In order to begin undoing the system of White Supremacy it's going to take a lot of serious, continued, aggressive efforts by all races. It's not about letting Zimmerman off the hook or explaining it all away by saying 'Black people need to get their families together.' It is about keeping it on the psychology which drives the system and influences people. It's very cold work that removes weekly faces of outrage that distract us from the larger issue. Zimmerman and Paula Deen aren't the larger issue. The thinking which ties them together as much as Jay-Z is the larger and more provocative issue.


Personally, I'm a fan of Jay-Z. I love many of his songs. But I can't deny that there's a strange tone of White Supremacy in hip hop culture by devaluing Blackness. Even more complex is how Blackness is only validated within the context of consumerism for many of us. Buying stuff makes up for the lack of life worth.

On the same night of meeting civil rights leader Ernest Green and hearing about the Zimmerman acquittal, I was walking back from a restaurant in the Flat Iron district. I passed by the 40/40 club. I was hit with another level of awareness by all the men and women in flashy suits. I asked my friend -who happens to be Black- what the 40/40 club is about and he said 'everyone pretends like they're in a rap video.' I began wondering why all these things were blending together in my mind on this day: Mr. Green, Trayvon, Jay-Z. On a deeper level it feels intermixed.

If Black devaluation isn't an American way of life, then how we treat each other so poorly? How can I walk by on the night of Zimmerman's release and see dozens of Black women in tight skirts and skyscraper heels teetering their way past the velvet ropes with the ambition of someone buying them a $500 bottle of champagne. There were no riots or protests here. Trayvon's death was a blip on the consciousness of these men and women. It appeared that Black death and White Supremacy were well-accepted by this group and their escape was to the club.

On that historic night, what would happen if Jay-Z shut down the club and demanded that people pay attention to something other than his marketing brand. As a Black man from the Marcy Projects, does he owe anything to young men and women who look like him and are getting gunned down by policeman, their own brothers, and random vigilantes? Does this debate even register in this world and why not?

It's going to take a lot more than yelling at Zimmerman or castigating Paula Deen. The troubling issue is that it's much easier to expiate our fears on to a few individuals rather than address the larger system we are working in.

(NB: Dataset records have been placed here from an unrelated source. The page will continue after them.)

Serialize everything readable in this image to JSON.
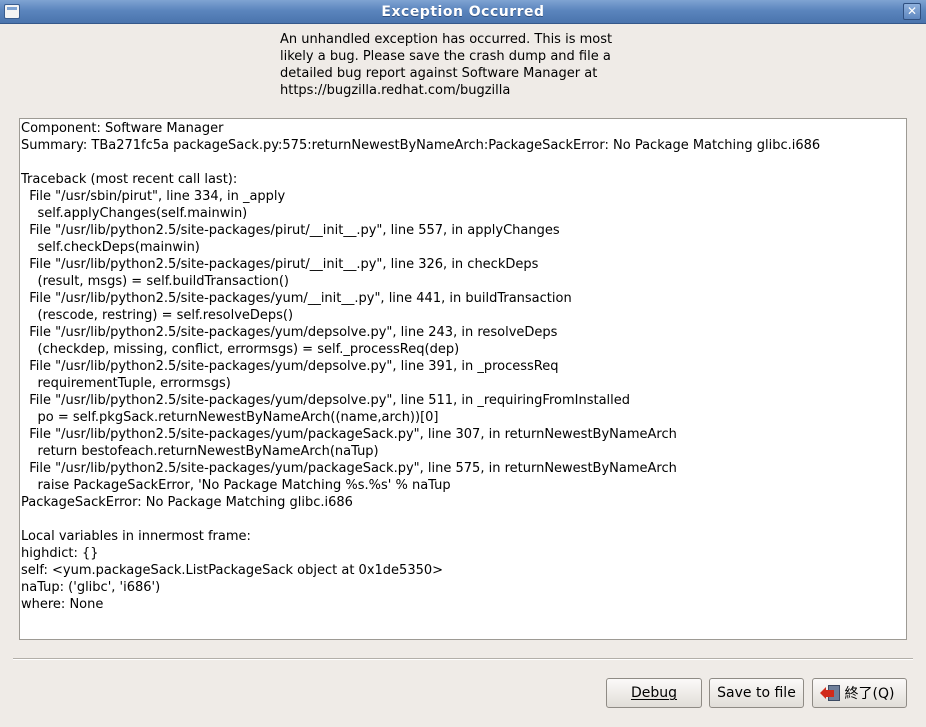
{
  "window": {
    "title": "Exception Occurred",
    "close_glyph": "✕"
  },
  "message": "An unhandled exception has occurred.  This is most\nlikely a bug.  Please save the crash dump and file a\ndetailed bug report against Software Manager at\nhttps://bugzilla.redhat.com/bugzilla",
  "crash_dump_lines": [
    "Component: Software Manager",
    "Summary: TBa271fc5a packageSack.py:575:returnNewestByNameArch:PackageSackError: No Package Matching glibc.i686",
    "",
    "Traceback (most recent call last):",
    "  File \"/usr/sbin/pirut\", line 334, in _apply",
    "    self.applyChanges(self.mainwin)",
    "  File \"/usr/lib/python2.5/site-packages/pirut/__init__.py\", line 557, in applyChanges",
    "    self.checkDeps(mainwin)",
    "  File \"/usr/lib/python2.5/site-packages/pirut/__init__.py\", line 326, in checkDeps",
    "    (result, msgs) = self.buildTransaction()",
    "  File \"/usr/lib/python2.5/site-packages/yum/__init__.py\", line 441, in buildTransaction",
    "    (rescode, restring) = self.resolveDeps()",
    "  File \"/usr/lib/python2.5/site-packages/yum/depsolve.py\", line 243, in resolveDeps",
    "    (checkdep, missing, conflict, errormsgs) = self._processReq(dep)",
    "  File \"/usr/lib/python2.5/site-packages/yum/depsolve.py\", line 391, in _processReq",
    "    requirementTuple, errormsgs)",
    "  File \"/usr/lib/python2.5/site-packages/yum/depsolve.py\", line 511, in _requiringFromInstalled",
    "    po = self.pkgSack.returnNewestByNameArch((name,arch))[0]",
    "  File \"/usr/lib/python2.5/site-packages/yum/packageSack.py\", line 307, in returnNewestByNameArch",
    "    return bestofeach.returnNewestByNameArch(naTup)",
    "  File \"/usr/lib/python2.5/site-packages/yum/packageSack.py\", line 575, in returnNewestByNameArch",
    "    raise PackageSackError, 'No Package Matching %s.%s' % naTup",
    "PackageSackError: No Package Matching glibc.i686",
    "",
    "Local variables in innermost frame:",
    "highdict: {}",
    "self: <yum.packageSack.ListPackageSack object at 0x1de5350>",
    "naTup: ('glibc', 'i686')",
    "where: None"
  ],
  "buttons": {
    "debug": "Debug",
    "save": "Save to file",
    "quit": "終了(Q)"
  },
  "icons": {
    "window": "window-menu-icon",
    "close": "close-icon",
    "quit": "quit-door-icon"
  },
  "colors": {
    "titlebar": "#5b85bd",
    "dialog_bg": "#efebe7",
    "quit_arrow": "#d12a1a"
  }
}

There are no forums to consider these questions, much less to pursue answers to the insidious nature of White Supremacy, Black Devaluation, and Commodification. Only shouting and rage at figureheads. I suspect that all our noise is merely a rehearsal for the next Trayvon incident, the next Fruitvale Station shooting, the next brief register of race consciousness that will be subsumed beneath blind, calcifying outrage.

This problem is deeper than a man and more complicated than a case. But if we -as a nation- cared for Trayvon then as much as we hate Zimmerman now, we might be able to stop the cycle of White Supremacist violence in the near future. 

1 comment:

Owa said...

Well said, bit alas, ineffectual. I happen to see an Italian film c1970--about the history of insftitionalise American slavery. In the openning scenes a white planter exclaimed: "God is white. As long as he remaines so. We will prevail."

We are induced under the Ghost spell-- the Gospel both whites and blacks.